Oceana Gold was the first mining company that was issued a Financial and Technical Assistance Agreement (FTAA) under the Mining Act of 1995, or Republic Act 7942. Its FTAA covers 15,000 hectares in Nueva Vizcaya and Quirino provinces where it has been conducting exploration since 1994. This year, the Mines and Geosciences Bureau (MGB) extended its exploration permit for copper and gold up to 2021.
Another mining company, FCF Minerals, is in the construction phase in the adjacent municipality of Quezon, for its Runruno Gold-Molybdenum project.
In a statement last, Myrna Duyan, Desama board director said that in 2012, her group sent a resolution to OceanaGold opposing its activities in the community. “The company did not respect that by asking the approval only from the landowners where the drilling machines were situated,” Duyan said.
In a statement of Amianan Salakniban, the network for the environment and human rights in North Luzon, Fernando Mangili blamed the Mining Act, which allows operations such as OceanaGold’s.
“There’s no doubt that OGPI became the ‘lowest cost gold producer’ in the world. This is all because of the Philippine’s lenient laws, cheap labor policies, and their neglect of their corporate responsibilities to the community of Didipio,” Mangili said.
Under the Mining Act, companies are allowed to export 100 percent of its profit for seven years. “They also have auxiliary rights to water, timber, and the right to demolish houses in the scope of their operations,” he said.
Environmentalist groups, along with the Didipio residents have long called for the suspension of mining operations because of the adverse impact in the area, such as how Dinkidi Hill was levelled by OceanaGold’s open-pit mining. At present, surrounding forests and hills are threatened by the company’s expansion. Health workers in Didipio have also reported increased cases of respiratory diseases.

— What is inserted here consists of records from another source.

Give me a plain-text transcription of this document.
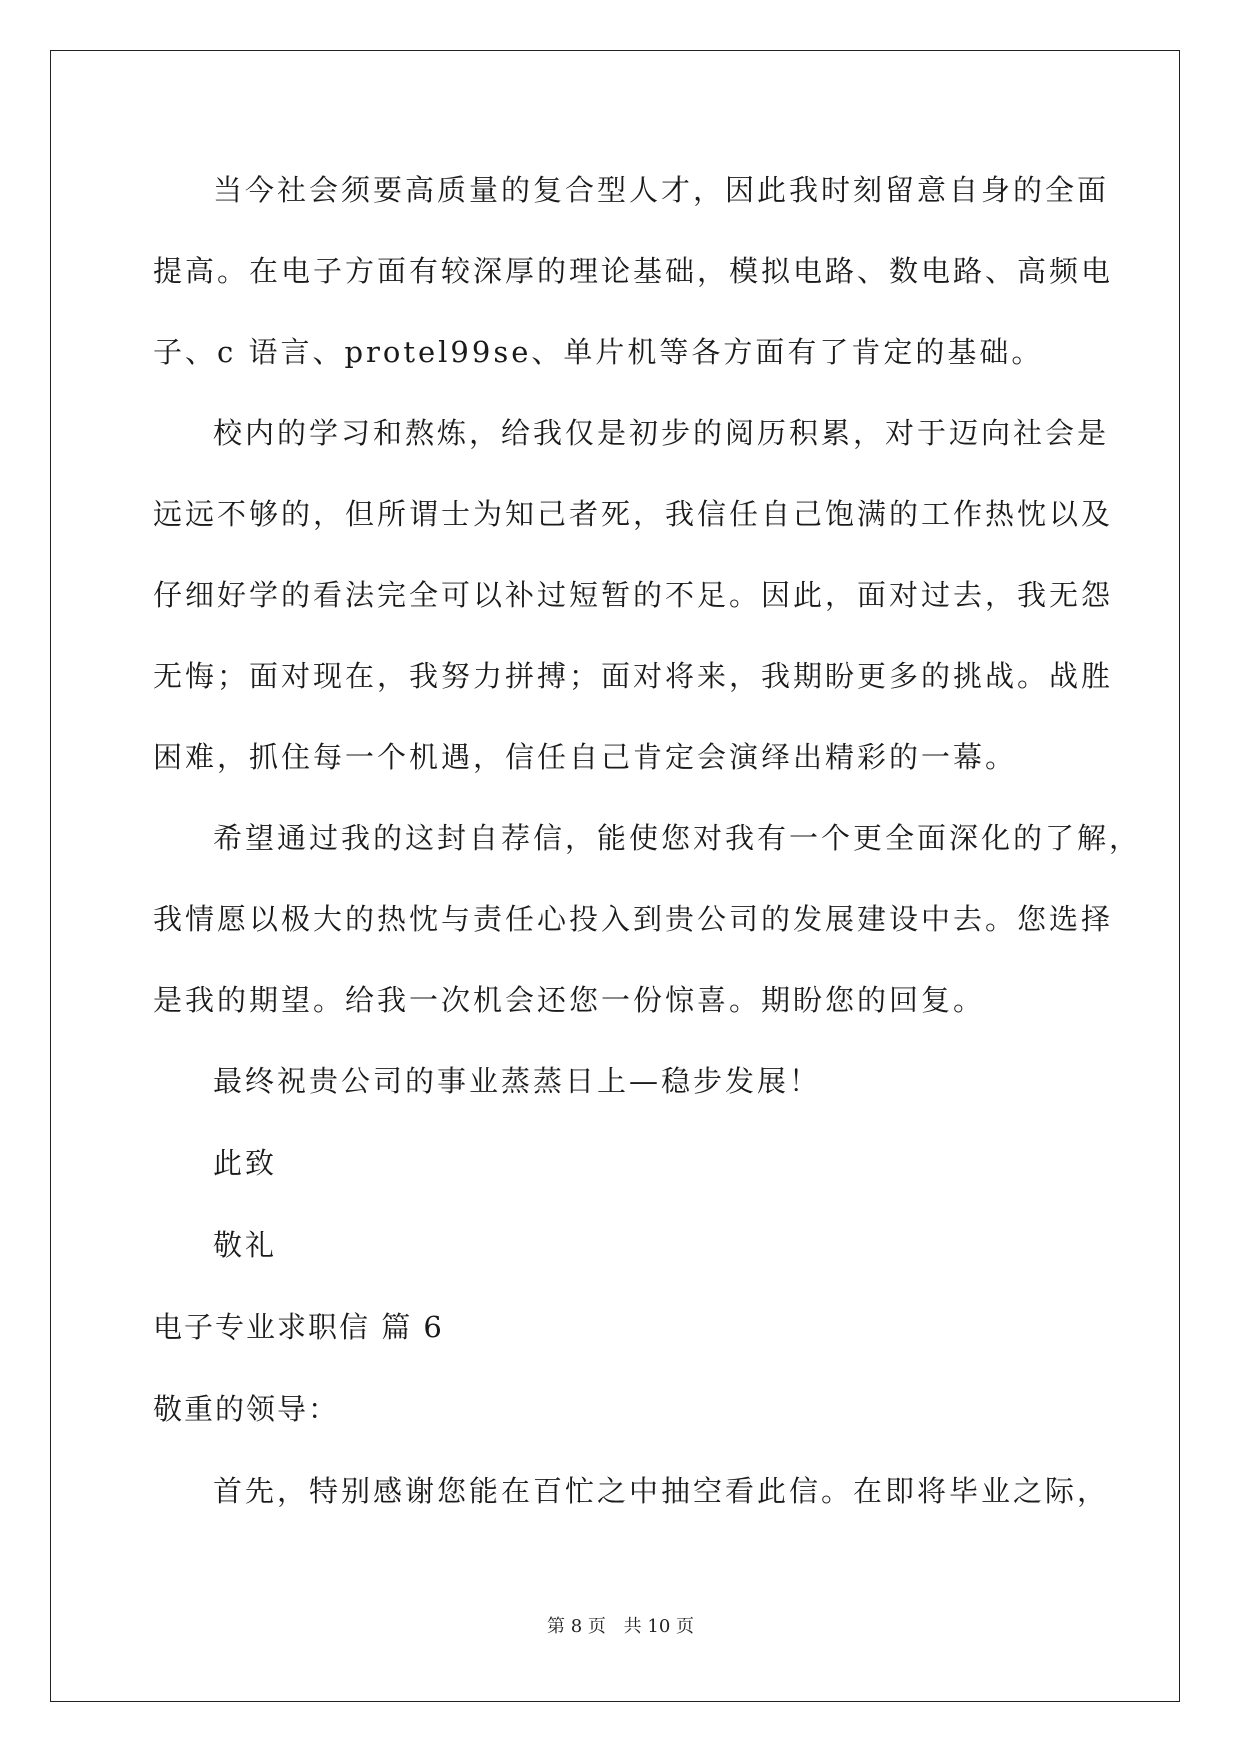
当今社会须要高质量的复合型人才，因此我时刻留意自身的全面
提高。在电子方面有较深厚的理论基础，模拟电路、数电路、高频电
子、c 语言、protel99se、单片机等各方面有了肯定的基础。
校内的学习和熬炼，给我仅是初步的阅历积累，对于迈向社会是
远远不够的，但所谓士为知己者死，我信任自己饱满的工作热忱以及
仔细好学的看法完全可以补过短暂的不足。因此，面对过去，我无怨
无悔；面对现在，我努力拼搏；面对将来，我期盼更多的挑战。战胜
困难，抓住每一个机遇，信任自己肯定会演绎出精彩的一幕。
希望通过我的这封自荐信，能使您对我有一个更全面深化的了解，
我情愿以极大的热忱与责任心投入到贵公司的发展建设中去。您选择
是我的期望。给我一次机会还您一份惊喜。期盼您的回复。
最终祝贵公司的事业蒸蒸日上—稳步发展！
此致
敬礼
电子专业求职信 篇 6
敬重的领导：
首先，特别感谢您能在百忙之中抽空看此信。在即将毕业之际，
第 8 页 共 10 页
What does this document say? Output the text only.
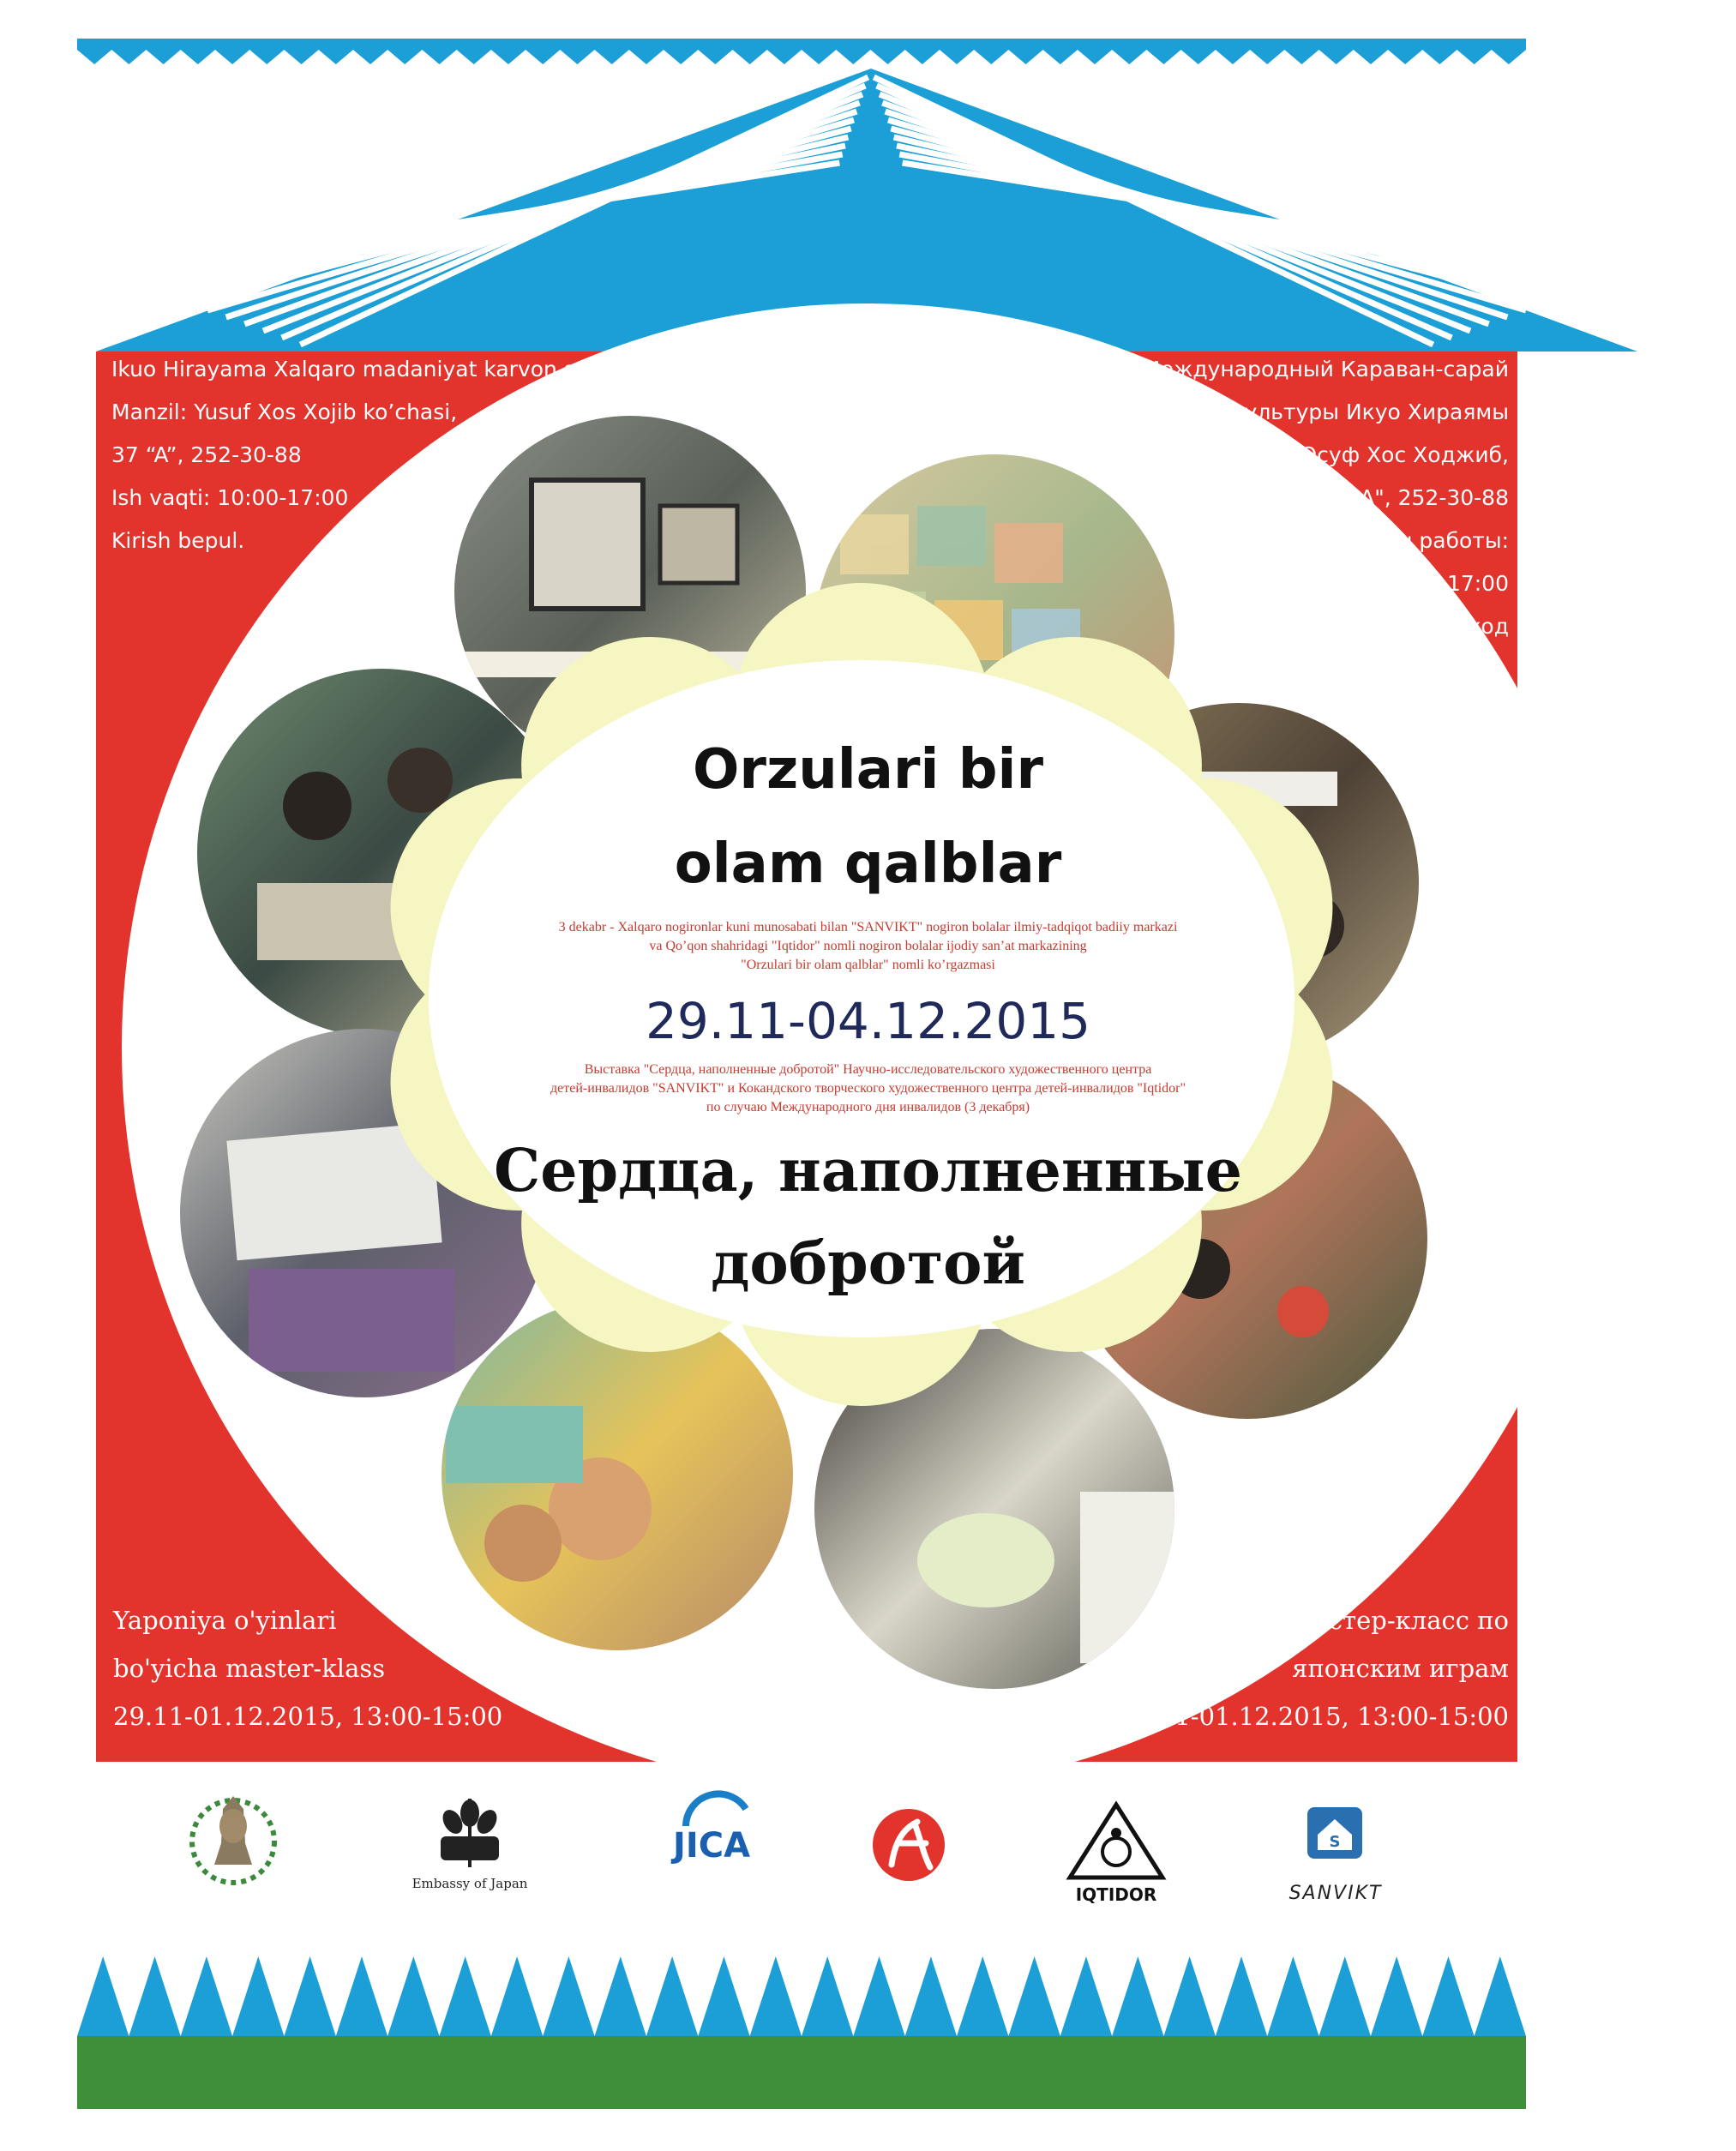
Ikuo Hirayama Xalqaro madaniyat karvon saroyi
Manzil: Yusuf Xos Xojib ko’chasi,
37 “A”, 252-30-88
Ish vaqti: 10:00-17:00
Kirish bepul.
Международный Караван-сарай
культуры Икуо Хираямы
Адрес: ул. Юсуф Хос Ходжиб,
37 "А", 252-30-88
Часы работы:
10:00-17:00
Вход
свободный.
Orzulari bir
olam qalblar
3 dekabr - Xalqaro nogironlar kuni munosabati bilan "SANVIKT" nogiron bolalar ilmiy-tadqiqot badiiy markazi
va Qo’qon shahridagi "Iqtidor" nomli nogiron bolalar ijodiy san’at markazining
"Orzulari bir olam qalblar" nomli ko’rgazmasi
29.11-04.12.2015
Выставка "Сердца, наполненные добротой" Научно-исследовательского художественного центра
детей-инвалидов "SANVIKT" и Кокандского творческого художественного центра детей-инвалидов "Iqtidor"
по случаю Международного дня инвалидов (3 декабря)
Сердца, наполненные
добротой
Yaponiya o'yinlari
bo'yicha master-klass
29.11-01.12.2015, 13:00-15:00
Мастер-класс по
японским играм
29.11-01.12.2015, 13:00-15:00
Embassy of Japan
JICA
IQTIDOR	SANVIKT
S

Aside from its environmental destruction, in 2011, the Commission on Human Rights charged OceanaGold of human rights violations for its attacks on resisting residents in 2009.
Bobola recalled how in 2013, he was red-tagged as an “NPA (New People’s Army) financier” by the military, as he led his group in the campaign to resist mining operations. In spite of such harassment, Bobola and other Didipio villagers are willing to face the risks to stop the mining.
He said residents from nearby village Alimit are also geared to set up a barricade if the company’s drilling enters their community. The Alimit community have asked for Didipio’s support.
“We are uniting together, because we are all affected,” Bobola said. Pagkatapos ng operation ng kumpanya, kami ang maiiwang kawawa.”
Bahag and Bobola believed that the new government must work to have the Mining Act repealed. They also support the enactment of the People’s Mining Bill.
“If that law is scrapped, then mining in our place will stop,” Bahag said.